The Indian government has contested the number of Sikhs killed in the Punjab militancy.
Pannun said SFJ was a human rights advocacy group with branches in New York, London and Toronto, fighting a 'legal and peaceful' battle for a separate homeland, 'Khalistan', for Sikhs.
The group was also instrumental in getting the 1984 anti-Sikh riots declared as 'Sikh genocide' in the Connecticut General assembly in the US in June this year.
Two years from now, SFJ will hold a non-binding 'Referendum '2020' throughout the world on the issue of Sikhs' right of self-determination for the independence of Punjab—the historical homeland of Sikhism.
"In the year 2020, we hope to seek views of the Sikh community in Punjab and those settled worldwide as to whether they would like to become an independent nation or to remain part of India. On the basis of the outcome, we will pursue the case in UN general assembly," said Pannun.

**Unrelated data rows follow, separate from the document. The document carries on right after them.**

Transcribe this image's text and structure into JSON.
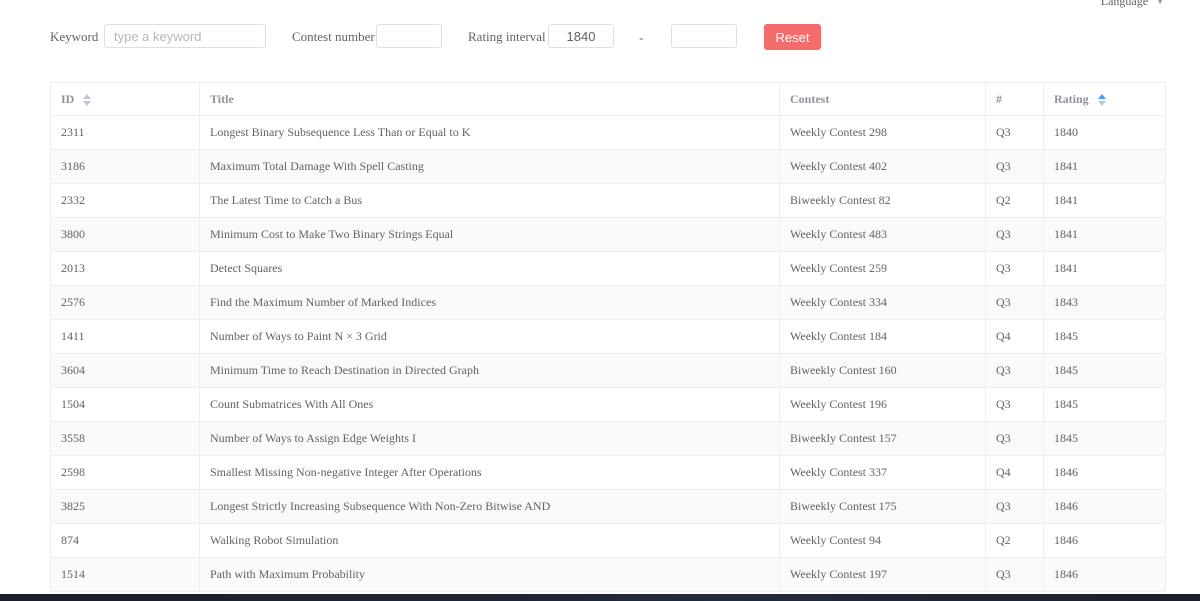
{
  "language": {
    "label": "Language"
  },
  "filters": {
    "keyword_label": "Keyword",
    "keyword_placeholder": "type a keyword",
    "keyword_value": "",
    "contest_label": "Contest number",
    "contest_value": "",
    "rating_label": "Rating interval",
    "rating_min": "1840",
    "rating_separator": "-",
    "rating_max": "",
    "reset_label": "Reset"
  },
  "table": {
    "columns": {
      "id": "ID",
      "title": "Title",
      "contest": "Contest",
      "num": "#",
      "rating": "Rating"
    },
    "rows": [
      {
        "id": "2311",
        "title": "Longest Binary Subsequence Less Than or Equal to K",
        "contest": "Weekly Contest 298",
        "q": "Q3",
        "rating": "1840"
      },
      {
        "id": "3186",
        "title": "Maximum Total Damage With Spell Casting",
        "contest": "Weekly Contest 402",
        "q": "Q3",
        "rating": "1841"
      },
      {
        "id": "2332",
        "title": "The Latest Time to Catch a Bus",
        "contest": "Biweekly Contest 82",
        "q": "Q2",
        "rating": "1841"
      },
      {
        "id": "3800",
        "title": "Minimum Cost to Make Two Binary Strings Equal",
        "contest": "Weekly Contest 483",
        "q": "Q3",
        "rating": "1841"
      },
      {
        "id": "2013",
        "title": "Detect Squares",
        "contest": "Weekly Contest 259",
        "q": "Q3",
        "rating": "1841"
      },
      {
        "id": "2576",
        "title": "Find the Maximum Number of Marked Indices",
        "contest": "Weekly Contest 334",
        "q": "Q3",
        "rating": "1843"
      },
      {
        "id": "1411",
        "title": "Number of Ways to Paint N × 3 Grid",
        "contest": "Weekly Contest 184",
        "q": "Q4",
        "rating": "1845"
      },
      {
        "id": "3604",
        "title": "Minimum Time to Reach Destination in Directed Graph",
        "contest": "Biweekly Contest 160",
        "q": "Q3",
        "rating": "1845"
      },
      {
        "id": "1504",
        "title": "Count Submatrices With All Ones",
        "contest": "Weekly Contest 196",
        "q": "Q3",
        "rating": "1845"
      },
      {
        "id": "3558",
        "title": "Number of Ways to Assign Edge Weights I",
        "contest": "Biweekly Contest 157",
        "q": "Q3",
        "rating": "1845"
      },
      {
        "id": "2598",
        "title": "Smallest Missing Non-negative Integer After Operations",
        "contest": "Weekly Contest 337",
        "q": "Q4",
        "rating": "1846"
      },
      {
        "id": "3825",
        "title": "Longest Strictly Increasing Subsequence With Non-Zero Bitwise AND",
        "contest": "Biweekly Contest 175",
        "q": "Q3",
        "rating": "1846"
      },
      {
        "id": "874",
        "title": "Walking Robot Simulation",
        "contest": "Weekly Contest 94",
        "q": "Q2",
        "rating": "1846"
      },
      {
        "id": "1514",
        "title": "Path with Maximum Probability",
        "contest": "Weekly Contest 197",
        "q": "Q3",
        "rating": "1846"
      }
    ]
  },
  "icons": {
    "sort": "sort-caret-icon",
    "language_dropdown": "chevron-down-icon"
  },
  "colors": {
    "reset_button": "#f56c6c",
    "sort_active": "#409eff"
  }
}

On 12 August 2018, SFJ also held a 'London Declaration' rally to seek support for its 'Referendum 2020' at Trafalgar Square, where Sikhs from various countries participated and extended support to the referendum.
"Like political parties, we do not have local units to drive our campaign. Anyone who likes to support us can do it online," said Pannun, who denied any links with ISI.

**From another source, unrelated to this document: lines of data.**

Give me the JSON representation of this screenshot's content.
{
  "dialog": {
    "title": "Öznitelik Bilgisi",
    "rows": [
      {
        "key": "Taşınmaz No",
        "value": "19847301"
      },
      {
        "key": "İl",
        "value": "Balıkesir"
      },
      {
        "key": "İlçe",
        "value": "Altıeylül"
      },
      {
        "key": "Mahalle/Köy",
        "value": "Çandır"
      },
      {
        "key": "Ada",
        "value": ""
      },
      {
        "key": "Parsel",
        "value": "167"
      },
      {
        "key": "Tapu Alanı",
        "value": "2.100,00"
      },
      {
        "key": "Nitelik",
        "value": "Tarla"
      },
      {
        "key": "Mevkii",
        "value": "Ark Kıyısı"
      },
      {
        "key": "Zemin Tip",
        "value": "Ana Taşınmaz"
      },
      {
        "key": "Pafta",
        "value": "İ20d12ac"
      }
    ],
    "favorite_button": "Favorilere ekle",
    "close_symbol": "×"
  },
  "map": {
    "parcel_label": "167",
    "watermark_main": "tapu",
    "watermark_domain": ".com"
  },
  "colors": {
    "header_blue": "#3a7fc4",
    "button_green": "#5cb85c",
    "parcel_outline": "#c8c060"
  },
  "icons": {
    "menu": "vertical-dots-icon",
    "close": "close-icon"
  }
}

"Sikh community settled abroad has made Sikh shrines worth millions of dollars each at every ten miles in their countries of residence. We do not require any financial support from an external support like ISI and are capable enough to fight our own battle," he added.
On 5 November this year, New York-based Consular General Of India Sandeep Chakravorty wrote a letter to Connecticut Senator Cathy Osten, expressing the Indian government's displeasure at her support extended to the local Sikh Community on getting the 'Sikh Genocide' issue approved in the Connecticut Assembly.

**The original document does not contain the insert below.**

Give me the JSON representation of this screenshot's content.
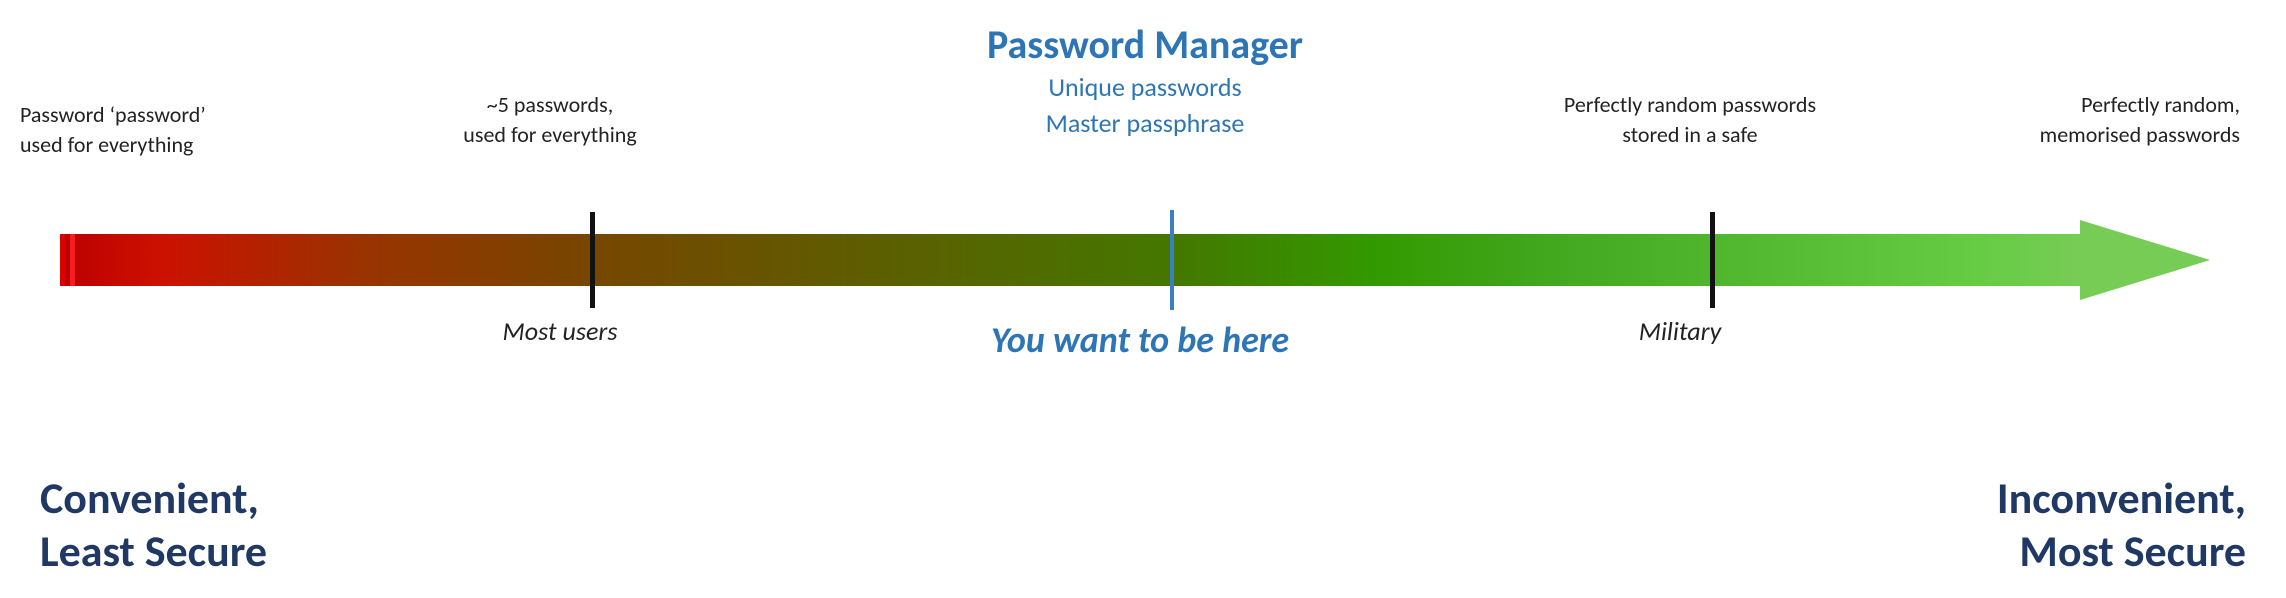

In his letter, Chakravorty said, "The fringe/radical and terrorist elements of the Sikh community in Connecticut appear to be oblivious of what has happened in the past and are carrying on their vociferous, pernicious and divisive campaign as they see money and power for themselves in this. We somehow feel that these fringe elements have taken benefit of your trust and made you support this bill".
The letter further claimed the figures mentioned in the senator's letter are exaggerated and far from the truth. Chakravorty said that these false narratives are being purveyed by "Sikh separatists/terrorists" who are demanding "Khalistan".
According to Pannun, also the plaintiff for Swaranjit Singh Khalsa, who filed a defamation suit against Chakravorty in a US court, the government since long has been targeting the peaceful campaign as a terror activity.
"This is high time that they should prove and stop defaming it or else get ready to face the consequence," said Pannu.
The US court has summoned Chakravorty on the matter.
The Zakir Musa connection
SFJ's support for the Kashmiri students arrested in Jalandhar has meant it keeps facing questions on links with Kashmir's militant groups.
The students, according to the police, allegedly belong to Ansar Ghawzat-ul-Hind, headed by Musa. Last week, following intelligence reports about the presence of Musa and 7-8 other militants in Ferozepur district, Punjab was put on high alert and the state police had even pasted pictures of him in public places and outside every police station.
Pannun said that the only difference between SFJ and Musa is that the former is fighting a legal battle and the latter an armed one.
When asked to justify his support to the Kashmiri students who were arrested — the police claims — with RDX explosives and AK 56 rifles in their hostel room at a university campus in Jalandhar, Pannun said that Punjab police should leave it to Indian courts to declare them as terrorists.
Chief Minister Singh, however, is unconvinced by Pannun's arguments.
"I am sure the Union government is already in discussion with the concerned foreign governments on the issue of involvement of SFJ in promoting violent activities in Punjab," Singh said.